Rather than give the exact code we use, I will outline the steps we might take to populate a cloud hosted data warehouse platform — in fact the exact step syntax will vary with database vendor and connection security methods.
- Unload the results of the source query to a file. It is most likely that we would use a character separated format such as CSV, but we could use some schema encoded format like JSON or XML. However, for most use cases simplicity is the best starting point, so go with CSV.
- Compress the output file: there are two reasons for this — smaller files are quicker to upload; and some cloud vendors charge by the byte transferred or stored.
- Upload the file. This is one of the highly platform specific calls. Loading an S3 bucket using a java API will not be the same as FTP, nor is the same as a native Snowflake “put” command, nor is the same as… well, you get the picture.
- Load the target table from the uploaded file. We may not need to uncompress the file first since many vendors (including Snowflake) support unzipping on the fly during table load.
We do have a couple of Red Pill Analytics “secret sauce” steps in our IKM (the Jython task shown in the editor screenshot), but the four steps above are basically it!
The first step in any KM development is to look at the available KMs to see if any of them would be a useful base to work from; for example a generic SQL to file IKM may already do some of the actions we need for a file based load. If we find a suitable base KM we can clone it and start work on editing the copy. We look at the steps we have to undertake and decide how much of the current code we can reuse, and how much is net-new. This is potentially the hard part as we have to weigh up technology choices for the various methods available. With the load to Snowflake I had choices such as:
- do I upload the file through a S3 java API in a jython step in my KM?
- do I raise an OS command to upload a file S3?

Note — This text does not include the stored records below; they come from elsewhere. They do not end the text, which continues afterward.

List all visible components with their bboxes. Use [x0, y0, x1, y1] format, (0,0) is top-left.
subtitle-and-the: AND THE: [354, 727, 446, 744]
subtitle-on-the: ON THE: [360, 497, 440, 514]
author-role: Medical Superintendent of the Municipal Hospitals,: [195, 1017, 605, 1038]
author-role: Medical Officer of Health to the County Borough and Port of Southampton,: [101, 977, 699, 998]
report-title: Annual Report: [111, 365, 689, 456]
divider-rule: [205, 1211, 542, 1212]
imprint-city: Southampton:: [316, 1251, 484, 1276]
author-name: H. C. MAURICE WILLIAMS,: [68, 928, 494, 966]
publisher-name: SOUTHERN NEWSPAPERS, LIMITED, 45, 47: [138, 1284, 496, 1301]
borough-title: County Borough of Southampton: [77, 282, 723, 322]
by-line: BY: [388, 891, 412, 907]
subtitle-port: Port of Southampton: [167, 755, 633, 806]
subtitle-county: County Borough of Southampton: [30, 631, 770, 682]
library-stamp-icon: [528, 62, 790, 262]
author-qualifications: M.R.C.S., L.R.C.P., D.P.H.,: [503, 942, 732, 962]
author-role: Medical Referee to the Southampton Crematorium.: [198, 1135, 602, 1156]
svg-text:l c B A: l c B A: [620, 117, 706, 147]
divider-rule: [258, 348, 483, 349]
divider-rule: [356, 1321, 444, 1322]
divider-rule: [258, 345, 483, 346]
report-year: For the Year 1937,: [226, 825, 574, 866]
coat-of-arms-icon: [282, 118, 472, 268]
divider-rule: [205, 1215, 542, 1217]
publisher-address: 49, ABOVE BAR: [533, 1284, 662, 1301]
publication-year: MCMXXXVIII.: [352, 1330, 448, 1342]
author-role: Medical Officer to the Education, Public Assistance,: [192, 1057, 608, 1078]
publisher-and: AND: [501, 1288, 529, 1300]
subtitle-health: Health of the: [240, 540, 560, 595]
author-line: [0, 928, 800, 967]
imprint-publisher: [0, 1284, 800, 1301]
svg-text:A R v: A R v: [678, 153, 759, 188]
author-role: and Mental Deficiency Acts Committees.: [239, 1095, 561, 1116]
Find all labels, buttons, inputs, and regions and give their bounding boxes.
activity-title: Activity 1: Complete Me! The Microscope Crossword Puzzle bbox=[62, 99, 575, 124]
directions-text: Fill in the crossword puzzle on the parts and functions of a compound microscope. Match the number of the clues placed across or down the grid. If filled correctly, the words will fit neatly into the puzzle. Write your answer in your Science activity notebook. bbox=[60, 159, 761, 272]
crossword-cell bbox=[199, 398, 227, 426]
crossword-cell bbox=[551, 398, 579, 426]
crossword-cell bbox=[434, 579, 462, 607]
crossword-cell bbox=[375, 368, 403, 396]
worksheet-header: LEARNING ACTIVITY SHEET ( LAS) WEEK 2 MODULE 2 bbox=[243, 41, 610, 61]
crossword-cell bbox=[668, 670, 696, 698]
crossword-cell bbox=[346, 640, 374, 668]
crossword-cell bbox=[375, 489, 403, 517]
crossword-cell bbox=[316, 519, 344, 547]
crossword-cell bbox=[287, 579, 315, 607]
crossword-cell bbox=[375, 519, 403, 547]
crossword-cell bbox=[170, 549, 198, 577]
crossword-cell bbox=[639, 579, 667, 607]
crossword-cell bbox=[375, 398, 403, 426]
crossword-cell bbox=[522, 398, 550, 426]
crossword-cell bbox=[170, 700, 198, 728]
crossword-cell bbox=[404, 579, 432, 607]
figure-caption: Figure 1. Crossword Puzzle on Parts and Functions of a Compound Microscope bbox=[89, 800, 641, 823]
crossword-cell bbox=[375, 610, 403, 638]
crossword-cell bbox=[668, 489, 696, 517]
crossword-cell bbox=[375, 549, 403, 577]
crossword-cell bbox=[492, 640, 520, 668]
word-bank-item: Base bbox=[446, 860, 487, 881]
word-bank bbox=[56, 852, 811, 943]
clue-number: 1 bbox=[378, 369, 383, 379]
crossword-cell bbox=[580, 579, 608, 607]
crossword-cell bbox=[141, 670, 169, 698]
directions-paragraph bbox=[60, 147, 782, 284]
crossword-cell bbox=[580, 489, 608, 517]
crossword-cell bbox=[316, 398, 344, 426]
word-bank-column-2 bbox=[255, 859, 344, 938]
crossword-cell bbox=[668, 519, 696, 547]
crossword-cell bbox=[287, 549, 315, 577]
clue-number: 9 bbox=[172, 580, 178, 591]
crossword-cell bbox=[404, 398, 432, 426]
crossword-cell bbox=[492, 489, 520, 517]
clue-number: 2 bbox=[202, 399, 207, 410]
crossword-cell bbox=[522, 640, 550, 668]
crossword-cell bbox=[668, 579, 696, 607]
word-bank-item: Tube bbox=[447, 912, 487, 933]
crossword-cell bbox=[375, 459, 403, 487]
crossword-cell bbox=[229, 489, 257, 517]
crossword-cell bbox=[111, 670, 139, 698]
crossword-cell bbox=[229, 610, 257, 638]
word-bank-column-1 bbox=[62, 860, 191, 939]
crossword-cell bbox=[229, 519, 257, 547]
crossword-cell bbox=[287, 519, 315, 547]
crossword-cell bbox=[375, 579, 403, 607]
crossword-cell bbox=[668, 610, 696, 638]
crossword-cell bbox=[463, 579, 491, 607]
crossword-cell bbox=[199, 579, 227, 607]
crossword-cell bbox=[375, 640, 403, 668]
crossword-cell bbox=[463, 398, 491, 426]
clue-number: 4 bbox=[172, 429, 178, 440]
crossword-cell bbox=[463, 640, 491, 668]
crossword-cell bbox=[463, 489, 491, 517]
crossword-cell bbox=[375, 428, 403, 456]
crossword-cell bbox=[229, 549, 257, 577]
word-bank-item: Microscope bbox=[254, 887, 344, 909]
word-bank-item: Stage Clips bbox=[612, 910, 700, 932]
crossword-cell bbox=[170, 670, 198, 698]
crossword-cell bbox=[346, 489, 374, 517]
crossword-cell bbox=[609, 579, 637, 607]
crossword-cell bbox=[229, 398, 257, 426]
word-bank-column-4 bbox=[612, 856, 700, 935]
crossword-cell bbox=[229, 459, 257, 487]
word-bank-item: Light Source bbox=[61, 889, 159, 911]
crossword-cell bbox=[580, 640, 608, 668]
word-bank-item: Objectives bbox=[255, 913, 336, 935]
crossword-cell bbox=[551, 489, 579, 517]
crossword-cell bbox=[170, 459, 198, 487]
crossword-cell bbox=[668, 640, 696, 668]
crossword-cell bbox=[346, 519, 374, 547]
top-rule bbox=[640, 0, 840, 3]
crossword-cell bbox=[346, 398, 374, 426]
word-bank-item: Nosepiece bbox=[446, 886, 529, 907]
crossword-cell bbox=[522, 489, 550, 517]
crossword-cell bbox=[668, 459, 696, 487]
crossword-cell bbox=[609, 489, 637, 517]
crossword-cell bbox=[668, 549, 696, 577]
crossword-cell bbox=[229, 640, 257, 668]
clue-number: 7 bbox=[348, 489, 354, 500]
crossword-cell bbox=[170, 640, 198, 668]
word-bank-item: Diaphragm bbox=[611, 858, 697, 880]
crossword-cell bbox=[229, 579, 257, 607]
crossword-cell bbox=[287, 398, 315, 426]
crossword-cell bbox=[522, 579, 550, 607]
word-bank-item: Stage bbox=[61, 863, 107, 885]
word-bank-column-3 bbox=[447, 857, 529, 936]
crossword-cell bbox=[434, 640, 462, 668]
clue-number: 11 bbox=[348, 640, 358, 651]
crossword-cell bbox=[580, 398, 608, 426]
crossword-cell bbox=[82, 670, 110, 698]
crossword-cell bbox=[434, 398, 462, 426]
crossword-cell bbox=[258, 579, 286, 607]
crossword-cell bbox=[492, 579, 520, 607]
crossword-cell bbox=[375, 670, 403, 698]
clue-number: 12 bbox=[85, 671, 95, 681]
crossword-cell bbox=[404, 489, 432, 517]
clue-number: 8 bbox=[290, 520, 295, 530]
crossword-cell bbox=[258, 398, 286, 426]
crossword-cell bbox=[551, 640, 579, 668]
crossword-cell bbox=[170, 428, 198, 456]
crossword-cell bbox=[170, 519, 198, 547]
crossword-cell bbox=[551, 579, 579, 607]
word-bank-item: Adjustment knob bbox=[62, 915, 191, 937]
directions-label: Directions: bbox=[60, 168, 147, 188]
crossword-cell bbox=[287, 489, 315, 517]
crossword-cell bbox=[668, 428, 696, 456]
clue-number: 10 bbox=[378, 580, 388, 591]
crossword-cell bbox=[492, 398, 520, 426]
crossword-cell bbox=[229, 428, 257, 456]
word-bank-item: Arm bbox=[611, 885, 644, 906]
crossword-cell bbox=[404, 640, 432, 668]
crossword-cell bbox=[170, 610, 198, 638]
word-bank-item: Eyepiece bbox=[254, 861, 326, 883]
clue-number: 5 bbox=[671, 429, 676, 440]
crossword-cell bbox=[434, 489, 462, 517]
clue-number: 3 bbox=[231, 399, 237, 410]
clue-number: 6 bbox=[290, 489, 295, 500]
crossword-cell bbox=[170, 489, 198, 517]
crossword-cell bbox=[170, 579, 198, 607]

- do I raise an OS command to natively load Snowflake?
- do I use a web service?
Each option will have its own positive and negative points, for example can I put any required .JAR files on my ODI agent machine? How do I keep passwords secure? Do I have the code skills in java / Jython / Groovy to code what I want or am I better with shell script? Answer these questions and you on your way to creating your first ODI KMs.